Max Verstappen stwierdził, że jego były zespołowy kolega z Red Bulla, Daniel Ricciardo, zrobiłby lepiej, gdyby pozostał przed laty w ekipie z Milton Keynes, zamiast odchodzić do Renault w ramach poszukiwania lepszej szansy na sukces w Formule 1.
Red Bull w środę potwierdził spekulacje i poinformował, że Ricciardo powróci do austriackiej ekipy, ale tym razem jako trzeci kierowca na sezon 2023. Oznacza to, że będzie on mógł wystartować w wyścigu tylko w razie niedyspozycyjności Verstappena bądź Sergio Péreza. Oprócz tego czekają go także obowiązki w symulatorze, aby pomóc w korelacji danych.
Ricciardo odszedł z Red Bulla po sezonie 2018, który był okraszony bardzo dużą liczbą awarii. To także w tym roku w Baku doszło do kolizji z Verstappenem, która spowodowała, że obaj nie dojechali do mety rywalizacji.

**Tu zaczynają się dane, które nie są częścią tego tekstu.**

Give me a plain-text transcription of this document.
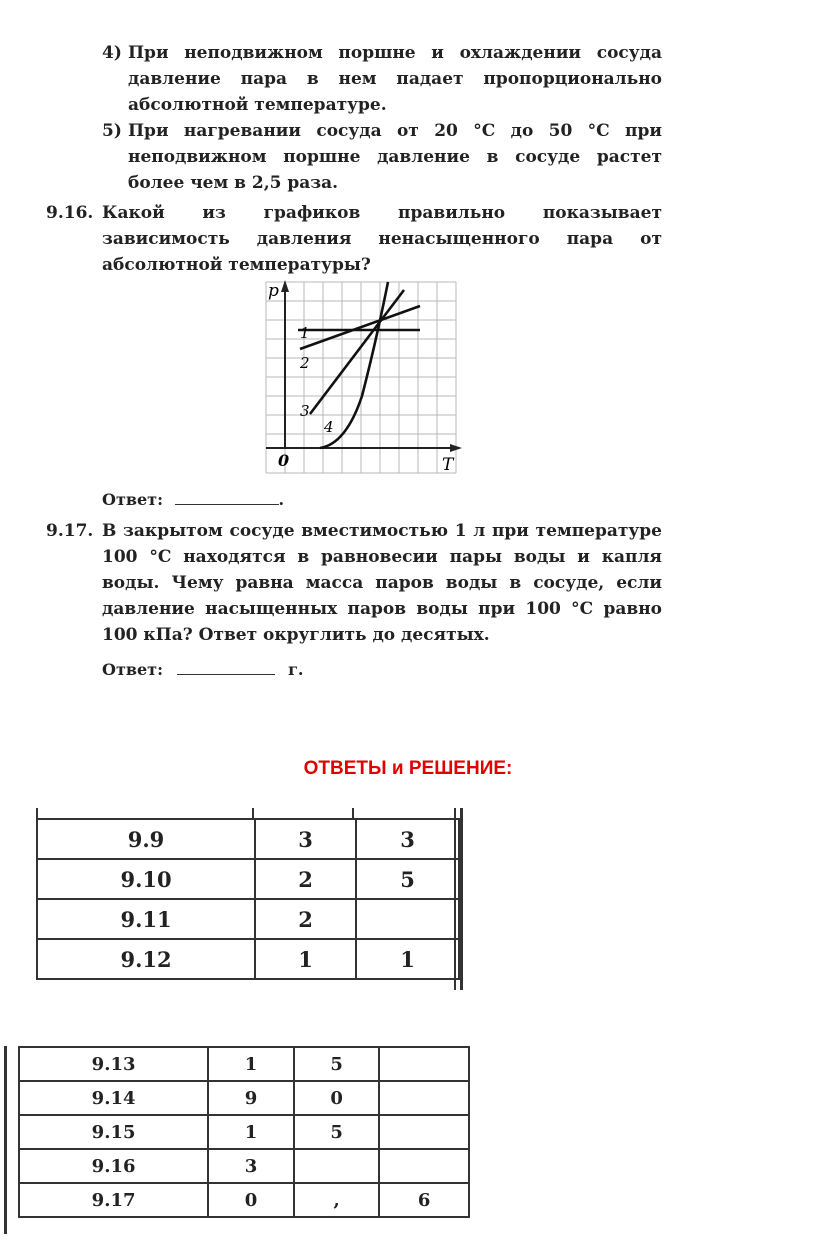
4) При неподвижном поршне и охлаждении сосуда давление пара в нем падает пропорционально абсолютной температуре.
5) При нагревании сосуда от 20 °С до 50 °С при неподвижном поршне давление в сосуде растет более чем в 2,5 раза.
9.16. Какой из графиков правильно показывает зависимость давления ненасыщенного пара от абсолютной температуры?
p
T
0
1
2
3
4
Ответ:	.
9.17. В закрытом сосуде вместимостью 1 л при температуре 100 °С находятся в равновесии пары воды и капля воды. Чему равна масса паров воды в сосуде, если давление насыщенных паров воды при 100 °С равно 100 кПа? Ответ округлить до десятых.
Ответ:	г.
ОТВЕТЫ и РЕШЕНИЕ:
9.9	3	3
9.10	2	5
9.11	2	
9.12	1	1
9.13	1	5	
9.14	9	0	
9.15	1	5	
9.16	3		
9.17	0	,	6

Po ogłoszeniu powrotu Ricciardo do Red Bulla Verstappen oznajmił, że Australijczyk nie powinien był w ogóle odchodzić z tego zespołu.
„Dla Daniela byłoby lepiej, gdyby wówczas pozostał dłużej w Red Bullu”
– powiedział Verstappen dla Formule1.nl. „Rozmawiałem z nim o tym. Chodzi też o to, aby czuć się gdzieś komfortowo. W pewnym momencie tego już brakowało. W takiej sytuacji trzeba spojrzeć na alternatywy i postawić na kompromis pomiędzy sportowym sukcesem a tym, by gdzieś czuć się dobrze. Wiem jednak, że wszystkim w Red Bullu zależało na tym, aby było mu jak najlepiej. Zamiast odchodzić, mógł porozmawiać z zespołem na ten temat. Wyszło jednak jak wyszło”
.
Verstappen dodał, że nie zamierza specjalnie sympatyzować z Ricciardo, podkreślając, że w F1 liczą się przede wszystkim uzyskiwane wyniki.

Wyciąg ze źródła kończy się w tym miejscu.